🤖 AI Summary
To address domain gaps and geometric ambiguities in high-fidelity 3D geometry reconstruction from a single RGB image, this paper proposes a three-stage framework bridging via surface normal maps. First, a noise-decoupled dual-stream CNN enables robust RGB-to-normal estimation. Second, a normal-guided latent diffusion model generates regularized, globally consistent normal fields. Third, an end-to-end differentiable rendering pipeline—trained on synthetic data—refines geometry via gradient-based optimization. Crucially, this work pioneers the use of normal maps as a stable, geometrically unambiguous intermediate representation, effectively mitigating fine-detail loss induced by RGB ambiguity.
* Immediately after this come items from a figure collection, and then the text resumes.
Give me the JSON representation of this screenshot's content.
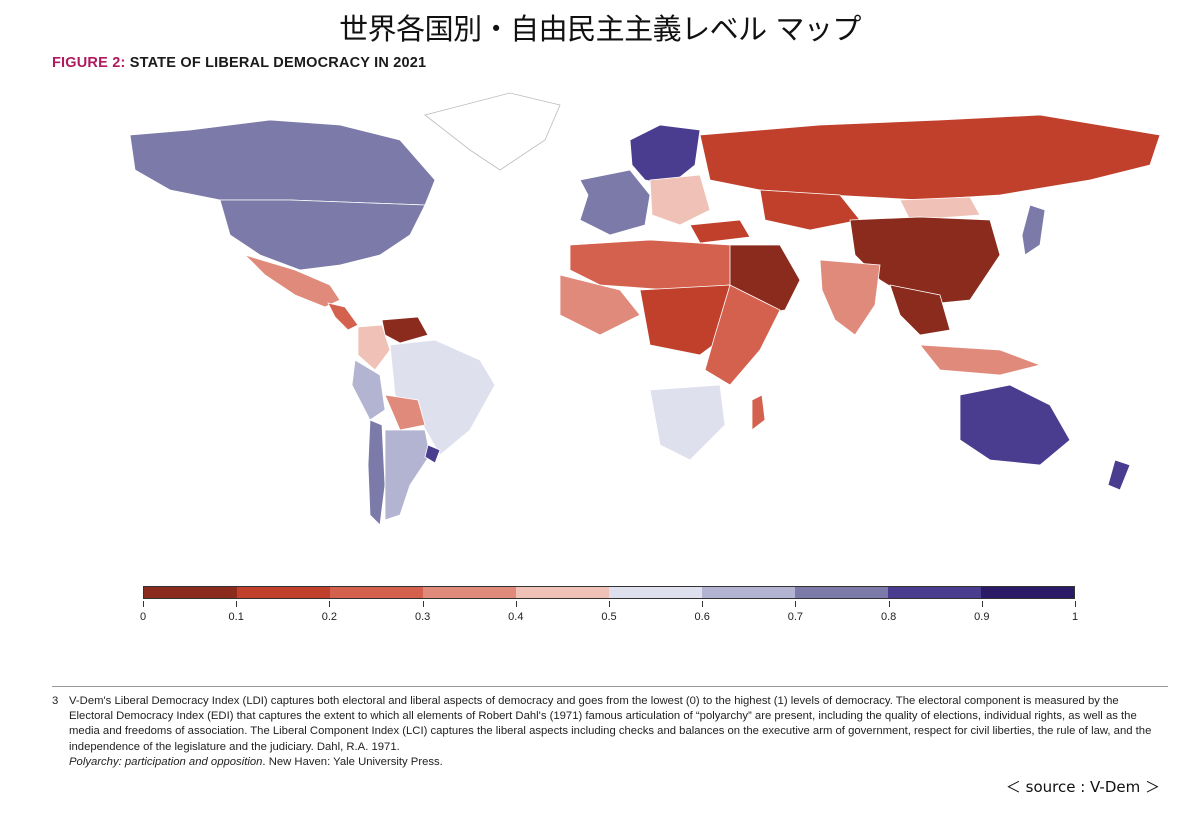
{
  "title_jp": "世界各国別・自由民主主義レベル マップ",
  "figure": {
    "label": "FIGURE 2:",
    "title": "STATE OF LIBERAL DEMOCRACY IN 2021"
  },
  "map": {
    "indicator": "Liberal Democracy Index (LDI)",
    "year": "2021",
    "no_data_color": "#ffffff",
    "regions_colored": [
      {
        "region": "Canada",
        "bin": 7
      },
      {
        "region": "United States",
        "bin": 7
      },
      {
        "region": "Mexico",
        "bin": 3
      },
      {
        "region": "Central America",
        "bin": 2
      },
      {
        "region": "Venezuela",
        "bin": 0
      },
      {
        "region": "Colombia",
        "bin": 4
      },
      {
        "region": "Peru",
        "bin": 6
      },
      {
        "region": "Brazil",
        "bin": 5
      },
      {
        "region": "Bolivia",
        "bin": 3
      },
      {
        "region": "Chile",
        "bin": 7
      },
      {
        "region": "Argentina",
        "bin": 6
      },
      {
        "region": "Uruguay",
        "bin": 8
      },
      {
        "region": "Scandinavia",
        "bin": 8
      },
      {
        "region": "Western Europe",
        "bin": 7
      },
      {
        "region": "Eastern Europe",
        "bin": 4
      },
      {
        "region": "Russia",
        "bin": 1
      },
      {
        "region": "Turkey",
        "bin": 1
      },
      {
        "region": "Middle East",
        "bin": 0
      },
      {
        "region": "North Africa",
        "bin": 2
      },
      {
        "region": "West Africa",
        "bin": 3
      },
      {
        "region": "Central Africa",
        "bin": 1
      },
      {
        "region": "East Africa",
        "bin": 2
      },
      {
        "region": "Southern Africa",
        "bin": 5
      },
      {
        "region": "Madagascar",
        "bin": 2
      },
      {
        "region": "Kazakhstan",
        "bin": 1
      },
      {
        "region": "Mongolia",
        "bin": 4
      },
      {
        "region": "China",
        "bin": 0
      },
      {
        "region": "India",
        "bin": 3
      },
      {
        "region": "Southeast Asia",
        "bin": 0
      },
      {
        "region": "Indonesia",
        "bin": 3
      },
      {
        "region": "Japan",
        "bin": 7
      },
      {
        "region": "Australia",
        "bin": 8
      },
      {
        "region": "New Zealand",
        "bin": 8
      }
    ]
  },
  "legend": {
    "colors": [
      "#8b2b1e",
      "#c1402c",
      "#d4614d",
      "#e08a7b",
      "#f0c1b7",
      "#dfe0ee",
      "#b3b4d2",
      "#7b7aa8",
      "#4a3d8f",
      "#2b1a66"
    ],
    "tick_labels": [
      "0",
      "0.1",
      "0.2",
      "0.3",
      "0.4",
      "0.5",
      "0.6",
      "0.7",
      "0.8",
      "0.9",
      "1"
    ]
  },
  "footnote": {
    "number": "3",
    "text": "V-Dem's Liberal Democracy Index (LDI) captures both electoral and liberal aspects of democracy and goes from the lowest (0) to the highest (1) levels of democracy. The electoral component is measured by the Electoral Democracy Index (EDI) that captures the extent to which all elements of Robert Dahl's (1971) famous articulation of “polyarchy” are present, including the quality of elections, individual rights, as well as the media and freedoms of association. The Liberal Component Index (LCI) captures the liberal aspects including checks and balances on the executive arm of government, respect for civil liberties, the rule of law, and the independence of the legislature and the judiciary. Dahl, R.A. 1971.",
    "citation_italic": "Polyarchy: participation and opposition",
    "citation_rest": ". New Haven: Yale University Press."
  },
  "source": "＜ source : V-Dem ＞"
}
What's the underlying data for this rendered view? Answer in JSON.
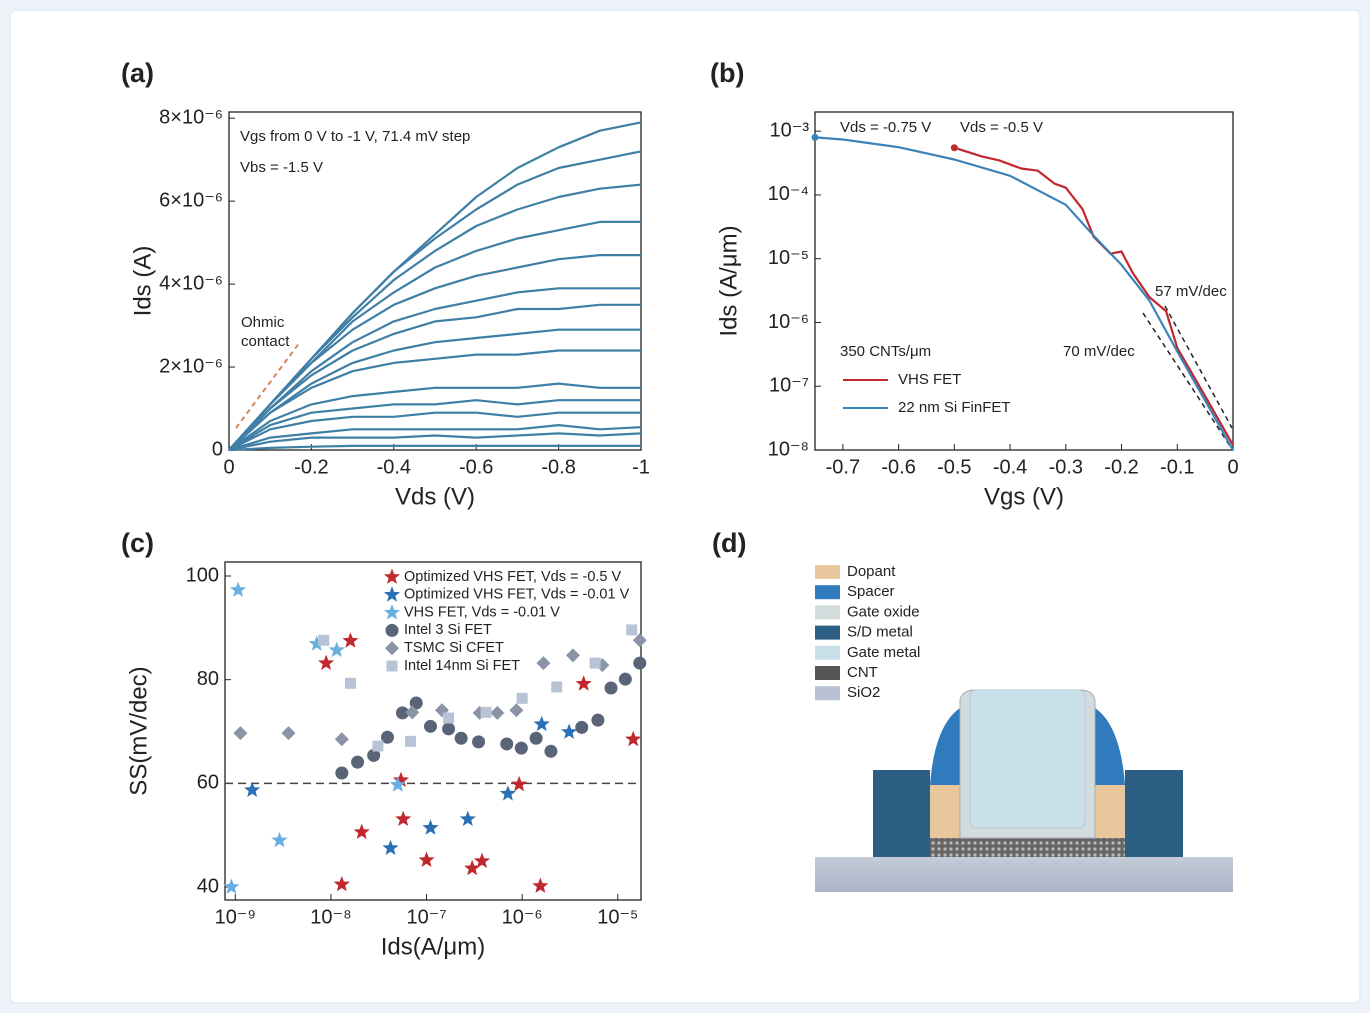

Extensive evaluations demonstrate significant improvements in fine-grained geometry reconstruction across multiple benchmarks, particularly excelling in recovering intricate carving textures, thin-walled structures, and subtle concave–convex details—surpassing state-of-the-art methods.
📝 Abstract
With the growing demand for high-fidelity 3D models from 2D images, existing methods still face significant challenges in accurately reproducing fine-grained geometric details due to limitations in domain gaps and inherent ambiguities in RGB images. To address these issues, we propose Hi3DGen, a novel framework for generating high-fidelity 3D geometry from images via normal bridging. Hi3DGen consists of three key components: (1) an image-to-normal estimator that decouples the low-high frequency image pattern with noise injection and dual-stream training to achieve generalizable, stable, and sharp estimation; (2) a normal-to-geometry learning approach that uses normal-regularized latent diffusion learning to enhance 3D geometry generation fidelity; and (3) a 3D data synthesis pipeline that constructs a high-quality dataset to support training. Extensive experiments demonstrate the effectiveness and superiority of our framework in generating rich geometric details, outperforming state-of-the-art methods in terms of fidelity. Our work provides a new direction for high-fidelity 3D geometry generation from images by leveraging normal maps as an intermediate representation.